Dreams
Friday, April 8th, 2005 by joelI mention it from time to time, but I accidentally majored in psychology in college. It was entirely by mistake, I assure you, however I was unable to keep from absorbing some of the information, so diligent and skillful were my instructors. To this day I still have post-traumatic stress induced obsessive/compulsion regarding the obvious difference between schizophrenia and disassociative identity disorder. Whoa is me.
Now you may be saying ‘physician heal thyself.’ Well screw all ya’ll and your obvious personality flaws! I like me for who I am. I do. But I digress.
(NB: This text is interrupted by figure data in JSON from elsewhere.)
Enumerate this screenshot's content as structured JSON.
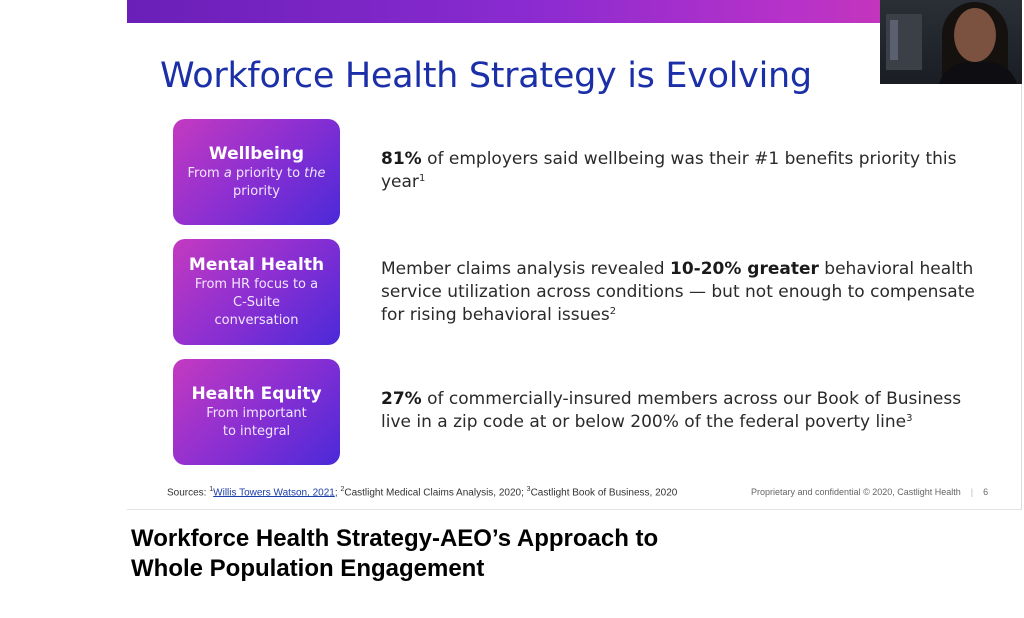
{
  "slide": {
    "title": "Workforce Health Strategy is Evolving",
    "cards": [
      {
        "title": "Wellbeing",
        "subtitle_parts": [
          "From ",
          "a",
          " priority to ",
          "the",
          " priority"
        ],
        "desc": {
          "bold_lead": "81%",
          "text_a": " of employers said wellbeing was their #1 benefits priority this year",
          "bold_mid": "",
          "text_b": "",
          "sup": "1"
        }
      },
      {
        "title": "Mental Health",
        "subtitle": "From HR focus to a C-Suite conversation",
        "desc": {
          "bold_lead": "",
          "text_a": "Member claims analysis revealed ",
          "bold_mid": "10-20% greater",
          "text_b": " behavioral health service utilization across conditions — but not enough to compensate for rising behavioral issues",
          "sup": "2"
        }
      },
      {
        "title": "Health Equity",
        "subtitle": "From important to integral",
        "desc": {
          "bold_lead": "27%",
          "text_a": " of commercially-insured members across our Book of Business live in a zip code at or below 200% of the federal poverty line",
          "bold_mid": "",
          "text_b": "",
          "sup": "3"
        }
      }
    ],
    "sources": {
      "label": "Sources: ",
      "sup1": "1",
      "link_text": "Willis Towers Watson, 2021",
      "sup2": "2",
      "ref2": "Castlight Medical Claims Analysis, 2020; ",
      "sup3": "3",
      "ref3": "Castlight Book of Business, 2020"
    },
    "footer": {
      "confidential": "Proprietary and confidential © 2020, Castlight Health",
      "separator": "|",
      "page_number": "6"
    }
  },
  "caption": {
    "line1": "Workforce Health Strategy-AEO’s Approach to",
    "line2": "Whole Population Engagement"
  },
  "colors": {
    "title": "#1b2fa8",
    "card_gradient_start": "#c43ac0",
    "card_gradient_end": "#4a2ad8",
    "top_bar_start": "#6a1fb8",
    "top_bar_end": "#d43aa8"
  }
}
I have been having some pretty vivid dreams lately. Now I like dreams. My mind is particularly good at keeping me entertained while unconscious, and as a writer some of my better ideas have come from dreams. But I do not like having my emotions toyed with.
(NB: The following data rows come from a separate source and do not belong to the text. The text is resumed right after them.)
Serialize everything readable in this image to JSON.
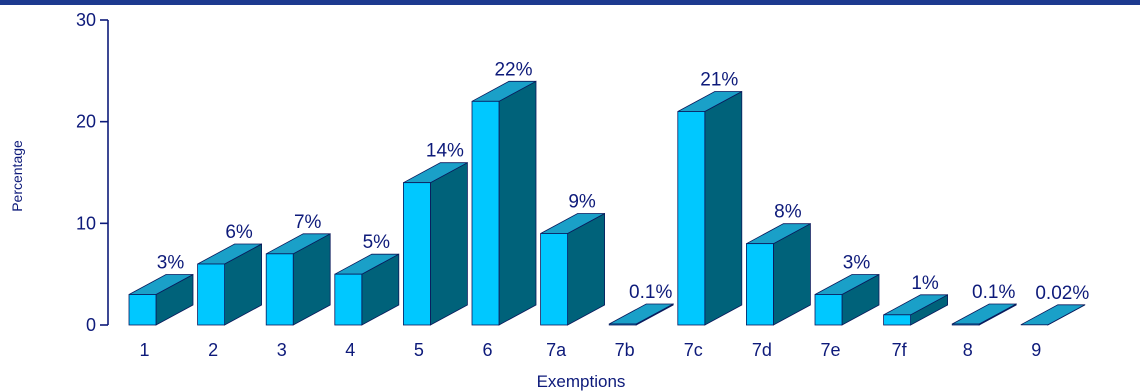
{
  "chart_data": {
    "type": "bar",
    "style": "3d",
    "xlabel": "Exemptions",
    "ylabel": "Percentage",
    "ylim": [
      0,
      30
    ],
    "yticks": [
      0,
      10,
      20,
      30
    ],
    "grid": false,
    "categories": [
      "1",
      "2",
      "3",
      "4",
      "5",
      "6",
      "7a",
      "7b",
      "7c",
      "7d",
      "7e",
      "7f",
      "8",
      "9"
    ],
    "values": [
      3,
      6,
      7,
      5,
      14,
      22,
      9,
      0.1,
      21,
      8,
      3,
      1,
      0.1,
      0.02
    ],
    "data_labels": [
      "3%",
      "6%",
      "7%",
      "5%",
      "14%",
      "22%",
      "9%",
      "0.1%",
      "21%",
      "8%",
      "3%",
      "1%",
      "0.1%",
      "0.02%"
    ],
    "colors": {
      "front": "#00c8ff",
      "side": "#00627a",
      "top": "#1aa0c8",
      "outline": "#0a1a5c",
      "text": "#0d1a7a",
      "axis": "#0d1a7a",
      "top_rule": "#1d3a8f"
    }
  }
}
I mean it’s my fault. My mind delves into my secret fears and desires and presents them to me while dreaming. But it comes off as teasing.
At the risk of disappointing you, it’s nothing kinky (this is a family site, save for articles by Girdy). Of course the always annoying Freud would have said that even when it isn’t kinky its kinky. Stupid Freud and his stupid fatherhood of that pseudoscience I accidentally know so much about!
Emotions like it or not, are real. And although they are frequently an inconvenience, they have to be dealt with or they can cause problems. So what to do about irrational emotions brought on by inconsiderate subject matter of dreams? As a psychology student, my recommendation is that you take all those emotions and lock them deep inside where they will stay cooped up. Then I suggest that you schedule occasional emotional breakdowns. Use some vacation time. Clear a week on your schedule. Then let out all the bottled-up emotions and go nuts. Then return to your ordinary life and repeat as often as you have to.
Oh, and when you release, try to avoid other people. Otherwise you may end up killing someone.